Präsident Mag. Wolfgang Sobotka: Bitte, Frau Bundesministerin.


Bundesministerin für Europa, Integration und Äußeres Dr. Karin Kneissl: Ja, eine Frage, die viele beschäftigt – vielen Dank, Frau Abgeordnete Dr. Zadić. Vielen Dank auch, Herr Mag. Leichtfried; wenn Sie noch eine Zusatzfrage haben, stehe ich dann gerne bereit, das noch zu vertiefen.

Um Ihre Frage zu beantworten: Als Völkerrechtlerin habe ich mich auch viel mit dem Phänomen Völkergewohnheitsrecht beschäftigt, und die Möglichkeit, dass da Völkerge­wohnheitsrecht entsteht, wird gegenwärtig geprüft. Wir brauchen dafür zwei Elemente, das ist einerseits die Opinio iuris, also das Bewusstsein, dass da Völkerrecht entsteht, und andererseits eine Staatenpraxis.

Die Judikatur des Internationalen Gerichtshofes und viele andere Instanzen bezie­hungs­weise auch die Literatur haben sich in weitem Umfang mit Völkergewohn­heits­recht beschäftigt, und genau das prüfen wir jetzt dahin gehend, inwieweit es dazu kommen könnte, beziehungsweise schauen wir uns auch Votumserklärungen an, wie sie beispielsweise der Schweizer Bundesrat gemacht hat, der bereits eine Debatte dazu hatte.

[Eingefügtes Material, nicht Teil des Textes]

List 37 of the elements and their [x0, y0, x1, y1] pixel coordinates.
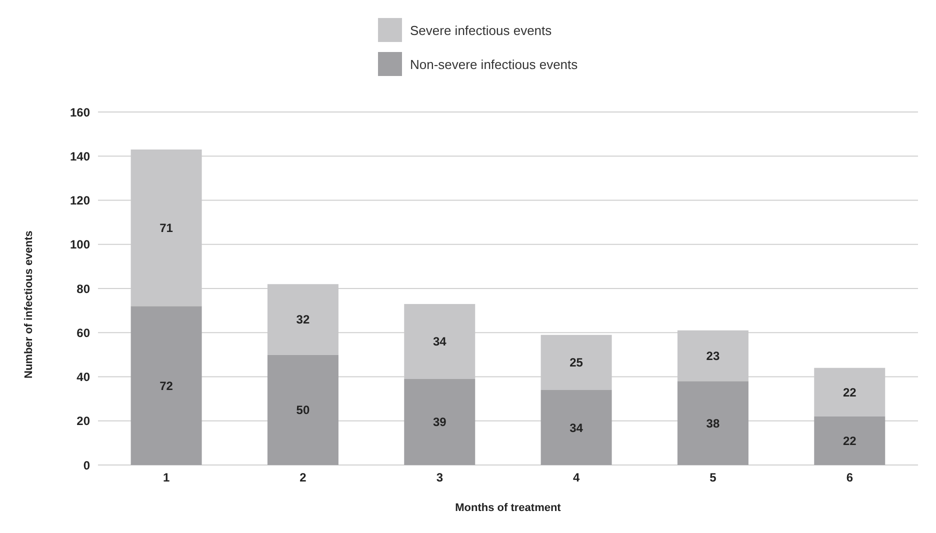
data-label: 23 — [706, 349, 720, 364]
bar — [540, 390, 612, 465]
x-tick-label: 3 — [436, 470, 444, 485]
data-label: 32 — [296, 312, 310, 327]
y-tick-label: 40 — [76, 370, 90, 384]
bar — [404, 378, 476, 465]
y-tick-label: 60 — [76, 326, 90, 340]
data-label: 38 — [706, 416, 720, 430]
data-label: 39 — [432, 415, 447, 430]
data-label: 22 — [842, 434, 857, 448]
legend-label: Non-severe infectious events — [410, 56, 578, 72]
data-label: 71 — [160, 221, 174, 236]
y-tick-label: 0 — [83, 458, 90, 472]
data-label: 50 — [296, 403, 310, 418]
x-tick-label: 5 — [710, 470, 717, 485]
data-label: 34 — [432, 334, 447, 349]
y-tick-label: 20 — [76, 414, 90, 428]
bar — [677, 381, 748, 465]
y-tick-label: 140 — [70, 149, 90, 164]
bar — [814, 416, 886, 465]
y-tick-label: 160 — [70, 105, 90, 120]
bar — [130, 306, 202, 465]
x-tick-label: 1 — [162, 470, 170, 485]
y-tick-label: 120 — [70, 194, 90, 208]
x-tick-label: 4 — [572, 470, 580, 485]
y-axis-title: Number of infectious events — [22, 230, 35, 378]
data-label: 72 — [160, 378, 174, 393]
x-tick-label: 2 — [300, 470, 307, 485]
bar — [267, 354, 338, 465]
x-tick-label: 6 — [846, 470, 854, 485]
data-label: 34 — [570, 420, 584, 435]
legend-label: Severe infectious events — [410, 22, 552, 38]
data-label: 25 — [570, 356, 584, 370]
x-axis-title: Months of treatment — [455, 502, 562, 514]
y-tick-label: 80 — [76, 282, 90, 296]
y-tick-label: 100 — [70, 238, 90, 252]
data-label: 22 — [842, 385, 857, 400]
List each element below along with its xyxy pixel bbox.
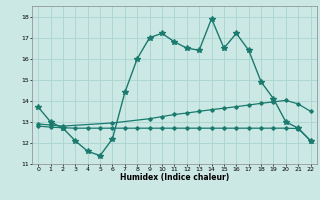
X-axis label: Humidex (Indice chaleur): Humidex (Indice chaleur) — [120, 173, 229, 182]
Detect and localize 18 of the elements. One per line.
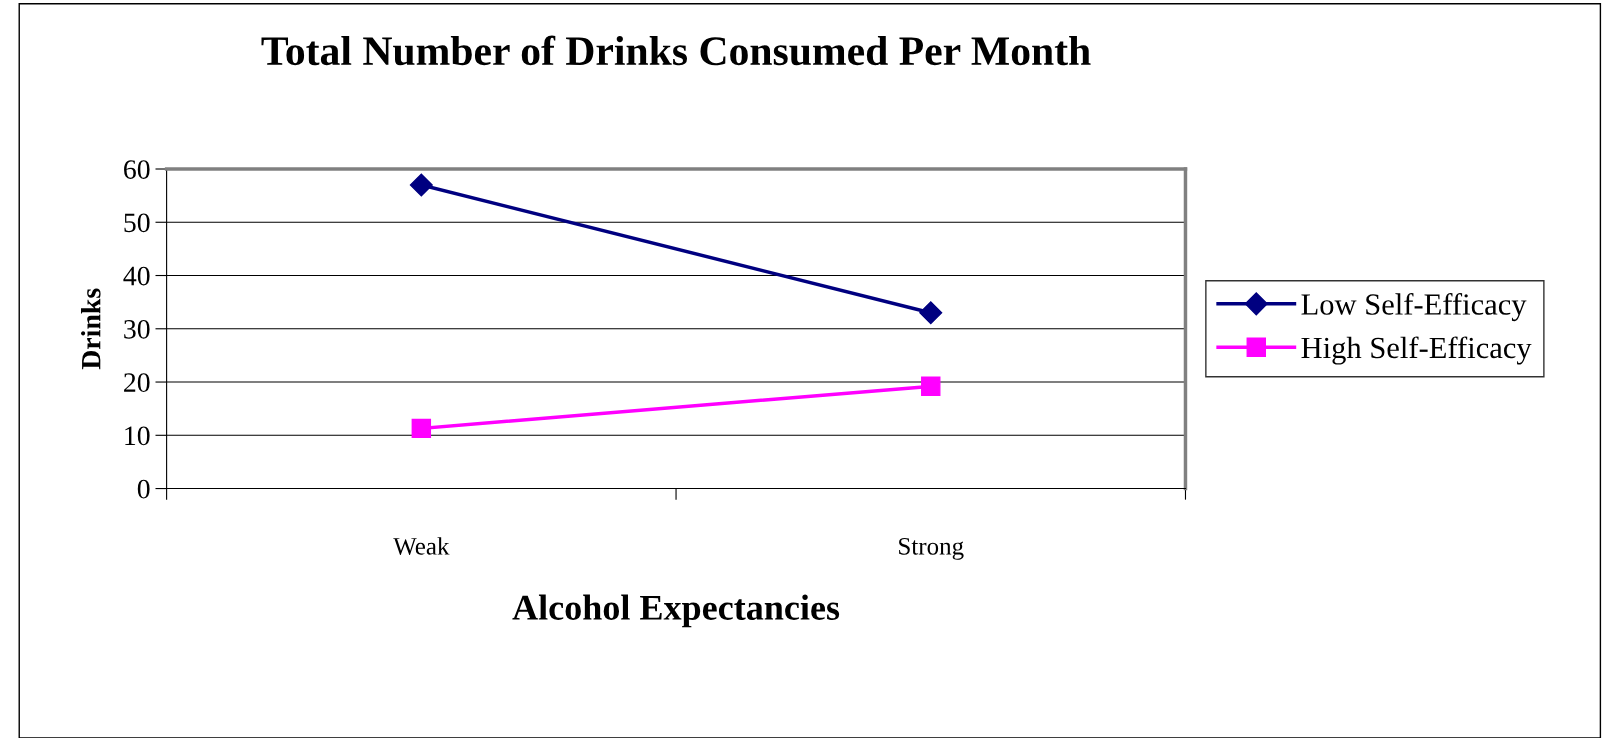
legend-label: Low Self-Efficacy [1301, 293, 1527, 322]
y-tick-label: 20 [124, 373, 150, 392]
y-tick-label: 40 [123, 266, 150, 286]
y-tick-label: 30 [124, 319, 150, 339]
x-axis-title: Alcohol Expectancies [512, 594, 840, 628]
point [409, 173, 433, 197]
y-axis-title: Drinks [81, 288, 101, 370]
x-tick-label: Strong [899, 537, 964, 560]
point [921, 376, 941, 397]
point [411, 418, 432, 439]
y-tick-label: 10 [125, 426, 150, 446]
y-tick-label: 60 [124, 160, 150, 179]
point [919, 301, 943, 325]
legend-label: High Self-Efficacy [1301, 336, 1532, 365]
chart-title: Total Number of Drinks Consumed Per Month [261, 35, 1091, 66]
y-tick-label: 50 [124, 213, 150, 233]
x-tick-label: Weak [393, 537, 450, 555]
y-tick-label: 0 [137, 479, 150, 499]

Wir wissen, dass in weiten Teilen der österreichischen Bevölkerung auch eine Debatte geführt wird, auch eine Besorgnis da ist, dass es zur Einschränkung der Souveränität Österreichs und zu internationalen Verpflichtungen – da bin ich wieder beim Völkergewohnheitsrecht – wie auch zur Verpflichtung für weitere Sozialleistungen für Migranten kommen könnte. Das alles ist derzeit in Prüfung.


Präsident Mag. Wolfgang Sobotka: Zusatzfrage? – Frau Abgeordnete Zadić, bitte.


Abgeordnete Dr. Alma Zadić, LL.M. (PILZ): Völkergewohnheitsrecht entsteht ja, wenn man ein Recht mit der Überzeugung anwendet, dass es verbindlich ist. (Bun­desministerin Kneissl: Genau!) Jetzt ist ja in der Präambel dieses Paktes ausdrücklich festgehalten, dass er eben nicht verbindlich ist. Daher ist die Frage, warum davon ausgegangen wird, dass er verbindlich sein könnte, und wer die Verantwortung dafür trägt, wenn dieser Pakt nicht unterzeichnet wird – schließlich haben wir ja eineinhalb Jahre verhandelt, ohne kundzutun, dass wir damit nicht einverstanden sind.


Präsident Mag. Wolfgang Sobotka: Bitte, Frau Bundesministerin.


Bundesministerin für Europa, Integration und Äußeres Dr. Karin Kneissl: Die beiden Fragen darf ich wie folgt beantworten: Wenn wir an die Allgemeine Erklärung der Menschenrechte denken, auch – unter Anführungszeichen – „nur“ eine Deklaration, hat diese aber bereits vieles zusammengefasst und zu Papier gebracht, was in ge­wisser Weise Prinzipien des Völkerrechtes waren. Die Allgemeine Erklärung der Menschenrechte hat sich dann – und ich möchte die beiden jetzt in keiner Weise gleichsetzen, nur als Illustration – immer stärker in eine Verpflichtung entwickelt. Daraus können wir auch Ius cogens, also verpflichtendes Völkerrecht, ableiten.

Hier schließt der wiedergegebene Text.